October 29, 2020
Agrees with IRLI’s brief supporting contractor sued under unconstitutional state law
WASHINGTON—The Ninth Circuit Court of Appeals has vacated a lower-court injunction against the operation of a California immigration detention center managed by a federal contractor. The injunction had been based on California Senate Bill 29 (SB 29), a law that sets up hurdles to opening privately-operated immigration detention facilities in the state. The Immigration Reform Law Institute (IRLI) filed a friend-of-the-court brief in the appeal in support of the contractor.

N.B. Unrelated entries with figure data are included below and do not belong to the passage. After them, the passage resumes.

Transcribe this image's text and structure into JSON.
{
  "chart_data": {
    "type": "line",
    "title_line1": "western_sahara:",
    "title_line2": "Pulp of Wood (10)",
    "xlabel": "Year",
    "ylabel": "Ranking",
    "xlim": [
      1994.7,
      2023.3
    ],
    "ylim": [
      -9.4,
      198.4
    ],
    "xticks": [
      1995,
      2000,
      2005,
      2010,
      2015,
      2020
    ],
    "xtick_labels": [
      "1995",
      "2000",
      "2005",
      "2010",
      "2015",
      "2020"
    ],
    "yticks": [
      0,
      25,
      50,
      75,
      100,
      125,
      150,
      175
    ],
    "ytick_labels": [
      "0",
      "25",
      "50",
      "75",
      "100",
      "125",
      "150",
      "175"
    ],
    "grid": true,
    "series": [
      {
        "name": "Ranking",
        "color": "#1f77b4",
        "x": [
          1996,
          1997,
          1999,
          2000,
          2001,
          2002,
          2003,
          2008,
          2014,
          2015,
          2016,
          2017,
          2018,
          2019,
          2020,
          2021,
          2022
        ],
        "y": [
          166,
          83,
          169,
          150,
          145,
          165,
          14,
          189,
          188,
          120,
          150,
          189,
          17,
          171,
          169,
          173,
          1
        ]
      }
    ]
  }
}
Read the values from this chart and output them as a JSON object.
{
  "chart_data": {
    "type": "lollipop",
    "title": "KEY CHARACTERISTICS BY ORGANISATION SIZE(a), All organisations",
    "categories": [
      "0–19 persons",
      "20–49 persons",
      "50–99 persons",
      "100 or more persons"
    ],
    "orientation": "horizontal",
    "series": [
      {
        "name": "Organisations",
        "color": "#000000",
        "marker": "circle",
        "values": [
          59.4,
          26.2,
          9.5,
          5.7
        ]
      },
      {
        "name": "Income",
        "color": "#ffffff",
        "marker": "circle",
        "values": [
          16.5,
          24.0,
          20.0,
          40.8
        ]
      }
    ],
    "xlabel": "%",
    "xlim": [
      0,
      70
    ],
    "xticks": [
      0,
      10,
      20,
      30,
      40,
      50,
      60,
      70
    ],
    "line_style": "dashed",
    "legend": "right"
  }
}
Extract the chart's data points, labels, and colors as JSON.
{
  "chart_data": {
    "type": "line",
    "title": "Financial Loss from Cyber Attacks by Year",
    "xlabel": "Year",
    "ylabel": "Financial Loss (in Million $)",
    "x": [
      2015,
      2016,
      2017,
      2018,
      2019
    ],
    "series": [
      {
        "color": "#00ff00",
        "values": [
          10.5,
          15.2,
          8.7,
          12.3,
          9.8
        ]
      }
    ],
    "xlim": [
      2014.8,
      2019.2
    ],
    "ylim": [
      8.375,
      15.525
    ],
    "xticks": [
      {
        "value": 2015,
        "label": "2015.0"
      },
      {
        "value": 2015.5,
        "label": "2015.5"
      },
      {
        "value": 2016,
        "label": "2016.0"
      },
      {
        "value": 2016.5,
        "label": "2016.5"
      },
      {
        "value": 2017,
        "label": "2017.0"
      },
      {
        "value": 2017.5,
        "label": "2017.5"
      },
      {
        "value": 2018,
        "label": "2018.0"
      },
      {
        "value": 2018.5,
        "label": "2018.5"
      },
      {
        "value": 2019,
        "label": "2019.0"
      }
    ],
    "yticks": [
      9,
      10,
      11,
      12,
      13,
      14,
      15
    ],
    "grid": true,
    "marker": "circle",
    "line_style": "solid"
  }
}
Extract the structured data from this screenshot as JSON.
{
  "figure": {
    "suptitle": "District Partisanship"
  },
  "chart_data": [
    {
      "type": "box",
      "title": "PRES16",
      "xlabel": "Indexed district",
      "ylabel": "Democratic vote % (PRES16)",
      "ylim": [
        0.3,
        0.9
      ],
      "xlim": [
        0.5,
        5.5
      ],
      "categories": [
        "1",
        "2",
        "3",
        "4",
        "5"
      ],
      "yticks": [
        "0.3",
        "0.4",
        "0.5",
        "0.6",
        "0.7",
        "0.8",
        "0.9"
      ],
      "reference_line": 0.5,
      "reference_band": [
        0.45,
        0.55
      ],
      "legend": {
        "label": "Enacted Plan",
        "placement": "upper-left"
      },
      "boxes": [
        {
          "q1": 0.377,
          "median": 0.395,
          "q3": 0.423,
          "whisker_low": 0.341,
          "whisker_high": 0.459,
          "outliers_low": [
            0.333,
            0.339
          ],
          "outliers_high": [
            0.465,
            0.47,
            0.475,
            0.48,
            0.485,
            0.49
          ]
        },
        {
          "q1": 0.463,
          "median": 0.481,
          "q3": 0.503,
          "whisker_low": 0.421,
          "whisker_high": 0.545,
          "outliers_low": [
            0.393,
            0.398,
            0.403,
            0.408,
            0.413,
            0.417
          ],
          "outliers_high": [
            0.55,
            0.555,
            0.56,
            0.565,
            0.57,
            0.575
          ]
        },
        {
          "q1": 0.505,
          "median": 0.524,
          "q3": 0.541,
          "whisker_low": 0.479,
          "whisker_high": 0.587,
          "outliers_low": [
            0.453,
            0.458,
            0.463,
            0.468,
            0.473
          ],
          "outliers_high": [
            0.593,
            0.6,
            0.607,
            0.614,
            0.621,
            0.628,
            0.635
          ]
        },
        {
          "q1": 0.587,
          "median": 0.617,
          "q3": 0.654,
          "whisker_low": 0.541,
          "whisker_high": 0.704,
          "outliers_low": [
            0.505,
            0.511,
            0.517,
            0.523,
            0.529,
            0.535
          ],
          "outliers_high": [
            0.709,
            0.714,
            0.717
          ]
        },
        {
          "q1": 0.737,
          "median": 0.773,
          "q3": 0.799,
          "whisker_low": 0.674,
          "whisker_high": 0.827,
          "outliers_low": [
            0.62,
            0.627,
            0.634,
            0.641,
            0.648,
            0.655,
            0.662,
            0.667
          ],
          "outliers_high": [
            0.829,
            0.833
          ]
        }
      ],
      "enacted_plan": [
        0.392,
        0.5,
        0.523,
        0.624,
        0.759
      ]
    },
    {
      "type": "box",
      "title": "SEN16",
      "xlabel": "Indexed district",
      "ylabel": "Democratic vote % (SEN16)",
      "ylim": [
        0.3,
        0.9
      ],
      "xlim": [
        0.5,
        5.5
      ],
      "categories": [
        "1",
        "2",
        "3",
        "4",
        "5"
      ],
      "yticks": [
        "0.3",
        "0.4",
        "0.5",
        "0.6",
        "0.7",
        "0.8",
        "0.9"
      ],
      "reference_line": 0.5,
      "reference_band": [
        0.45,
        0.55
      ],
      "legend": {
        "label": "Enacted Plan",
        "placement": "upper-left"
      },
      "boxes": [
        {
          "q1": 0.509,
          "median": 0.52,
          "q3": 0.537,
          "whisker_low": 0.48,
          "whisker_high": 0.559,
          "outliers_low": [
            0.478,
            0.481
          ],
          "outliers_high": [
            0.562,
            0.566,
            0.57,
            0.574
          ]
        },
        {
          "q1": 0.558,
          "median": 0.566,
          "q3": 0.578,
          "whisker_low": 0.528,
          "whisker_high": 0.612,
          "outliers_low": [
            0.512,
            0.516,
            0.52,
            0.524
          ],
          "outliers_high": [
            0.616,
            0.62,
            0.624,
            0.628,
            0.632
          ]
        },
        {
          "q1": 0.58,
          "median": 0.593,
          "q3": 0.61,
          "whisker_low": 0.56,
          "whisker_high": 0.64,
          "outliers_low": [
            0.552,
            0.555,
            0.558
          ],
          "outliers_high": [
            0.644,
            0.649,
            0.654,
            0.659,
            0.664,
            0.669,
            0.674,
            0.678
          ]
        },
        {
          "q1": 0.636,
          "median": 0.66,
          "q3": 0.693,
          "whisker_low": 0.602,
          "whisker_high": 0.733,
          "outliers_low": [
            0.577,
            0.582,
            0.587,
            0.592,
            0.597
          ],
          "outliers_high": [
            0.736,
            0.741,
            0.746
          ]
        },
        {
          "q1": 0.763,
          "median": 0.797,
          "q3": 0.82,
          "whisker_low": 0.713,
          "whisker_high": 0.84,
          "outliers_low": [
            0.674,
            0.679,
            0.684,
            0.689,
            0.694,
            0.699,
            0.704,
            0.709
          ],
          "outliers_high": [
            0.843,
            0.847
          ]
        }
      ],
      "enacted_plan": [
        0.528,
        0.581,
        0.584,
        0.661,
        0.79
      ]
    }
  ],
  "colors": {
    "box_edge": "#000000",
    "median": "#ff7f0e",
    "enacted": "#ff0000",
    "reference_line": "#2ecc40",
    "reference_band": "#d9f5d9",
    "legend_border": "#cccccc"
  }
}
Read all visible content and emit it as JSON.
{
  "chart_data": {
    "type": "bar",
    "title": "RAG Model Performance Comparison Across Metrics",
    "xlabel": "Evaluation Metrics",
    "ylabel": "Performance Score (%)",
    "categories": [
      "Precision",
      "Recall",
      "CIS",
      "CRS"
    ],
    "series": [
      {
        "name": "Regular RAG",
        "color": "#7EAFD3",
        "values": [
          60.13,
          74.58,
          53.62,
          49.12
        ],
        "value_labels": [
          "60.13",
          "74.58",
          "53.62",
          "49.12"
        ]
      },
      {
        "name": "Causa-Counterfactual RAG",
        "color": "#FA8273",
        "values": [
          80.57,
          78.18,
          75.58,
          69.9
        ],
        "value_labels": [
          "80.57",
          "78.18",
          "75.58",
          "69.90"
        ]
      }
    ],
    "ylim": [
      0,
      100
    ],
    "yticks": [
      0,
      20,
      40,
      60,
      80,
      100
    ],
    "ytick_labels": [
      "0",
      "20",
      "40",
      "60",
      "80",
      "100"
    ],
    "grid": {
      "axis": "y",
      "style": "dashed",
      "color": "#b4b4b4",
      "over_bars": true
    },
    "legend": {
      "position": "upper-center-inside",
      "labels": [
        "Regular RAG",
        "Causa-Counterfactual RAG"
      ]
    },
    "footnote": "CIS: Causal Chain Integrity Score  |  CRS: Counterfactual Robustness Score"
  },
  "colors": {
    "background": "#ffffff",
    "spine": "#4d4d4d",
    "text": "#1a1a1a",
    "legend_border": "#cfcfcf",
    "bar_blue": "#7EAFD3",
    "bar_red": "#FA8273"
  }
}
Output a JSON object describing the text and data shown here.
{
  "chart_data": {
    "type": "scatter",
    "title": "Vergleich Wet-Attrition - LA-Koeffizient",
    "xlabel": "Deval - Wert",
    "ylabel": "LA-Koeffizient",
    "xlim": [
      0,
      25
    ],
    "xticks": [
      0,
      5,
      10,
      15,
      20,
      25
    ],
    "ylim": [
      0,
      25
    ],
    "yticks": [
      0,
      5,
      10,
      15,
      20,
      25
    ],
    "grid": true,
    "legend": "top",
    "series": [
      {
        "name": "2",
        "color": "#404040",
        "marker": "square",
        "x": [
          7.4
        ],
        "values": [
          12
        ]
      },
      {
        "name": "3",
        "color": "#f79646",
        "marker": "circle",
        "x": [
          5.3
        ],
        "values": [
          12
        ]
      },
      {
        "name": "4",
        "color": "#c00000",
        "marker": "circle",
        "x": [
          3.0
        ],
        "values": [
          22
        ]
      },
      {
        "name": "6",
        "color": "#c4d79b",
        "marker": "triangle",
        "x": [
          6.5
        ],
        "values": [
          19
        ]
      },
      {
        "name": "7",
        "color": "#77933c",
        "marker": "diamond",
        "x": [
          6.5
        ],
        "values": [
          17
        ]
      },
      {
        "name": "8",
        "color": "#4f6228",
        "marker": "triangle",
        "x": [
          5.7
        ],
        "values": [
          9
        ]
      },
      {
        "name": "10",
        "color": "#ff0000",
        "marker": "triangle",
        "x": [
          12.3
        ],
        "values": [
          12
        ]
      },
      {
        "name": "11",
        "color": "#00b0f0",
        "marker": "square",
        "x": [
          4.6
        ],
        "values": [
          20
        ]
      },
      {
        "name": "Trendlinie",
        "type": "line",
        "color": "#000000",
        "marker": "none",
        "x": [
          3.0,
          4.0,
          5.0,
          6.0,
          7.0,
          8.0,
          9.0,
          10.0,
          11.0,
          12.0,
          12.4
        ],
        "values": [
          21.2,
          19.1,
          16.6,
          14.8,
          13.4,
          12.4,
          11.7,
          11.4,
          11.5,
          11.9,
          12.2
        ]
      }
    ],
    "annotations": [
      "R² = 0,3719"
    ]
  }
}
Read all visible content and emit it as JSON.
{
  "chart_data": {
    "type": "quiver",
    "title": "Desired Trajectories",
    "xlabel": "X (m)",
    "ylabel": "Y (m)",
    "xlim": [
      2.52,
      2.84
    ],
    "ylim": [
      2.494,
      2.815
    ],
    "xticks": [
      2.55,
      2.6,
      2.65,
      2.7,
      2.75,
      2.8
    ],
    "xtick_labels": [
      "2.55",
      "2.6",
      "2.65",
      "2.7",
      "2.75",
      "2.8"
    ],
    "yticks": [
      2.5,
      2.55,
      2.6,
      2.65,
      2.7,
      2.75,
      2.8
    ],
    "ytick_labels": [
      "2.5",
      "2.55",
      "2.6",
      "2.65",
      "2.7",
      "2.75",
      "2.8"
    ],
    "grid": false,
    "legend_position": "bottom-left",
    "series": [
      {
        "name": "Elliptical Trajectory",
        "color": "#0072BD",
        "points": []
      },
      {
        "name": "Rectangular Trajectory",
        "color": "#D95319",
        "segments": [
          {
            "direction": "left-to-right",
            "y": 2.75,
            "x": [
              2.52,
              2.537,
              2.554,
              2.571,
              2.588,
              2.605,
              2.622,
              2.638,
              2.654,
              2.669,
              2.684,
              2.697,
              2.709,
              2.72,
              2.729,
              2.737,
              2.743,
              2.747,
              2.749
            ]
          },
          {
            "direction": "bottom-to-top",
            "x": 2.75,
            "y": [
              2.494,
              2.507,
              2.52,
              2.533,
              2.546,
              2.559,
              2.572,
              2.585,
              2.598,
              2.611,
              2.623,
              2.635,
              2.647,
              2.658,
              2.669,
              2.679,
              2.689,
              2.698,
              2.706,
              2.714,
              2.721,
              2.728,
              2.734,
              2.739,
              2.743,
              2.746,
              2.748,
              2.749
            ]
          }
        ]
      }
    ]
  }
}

Activist plaintiffs sued the contractor and the City of McFarland to shut down a detention facility in that city that is being used to house overflow detainees who cannot safely remain in their former facilities due to the pandemic. The plaintiffs claimed that the onerous procedures SB 29 mandates were not followed, and the lower court agreed. On appeal, the Ninth Circuit disagreed, finding that the law’s procedures had been fully complied with.
“This case is important because California, where there are so many illegal aliens, has a great need for detention facilities, a need even greater than before due to the policy of spacing detainees to protect them from COVID-19,” said Dale L. Wilcox, executive director and general counsel of IRLI. “Heedless of health and public safety consequences, the plaintiffs in this suit were intent on using SB 29 as it was intended—to crash the system. We are pleased that the Ninth Circuit terminated the lower court’s injunction, allowing federal immigration enforcement to continue in McFarland and elsewhere in the state.”
The case is Immigrant Legal Resource Center v. City of McFarland, No. 20-16557 (Ninth Circuit).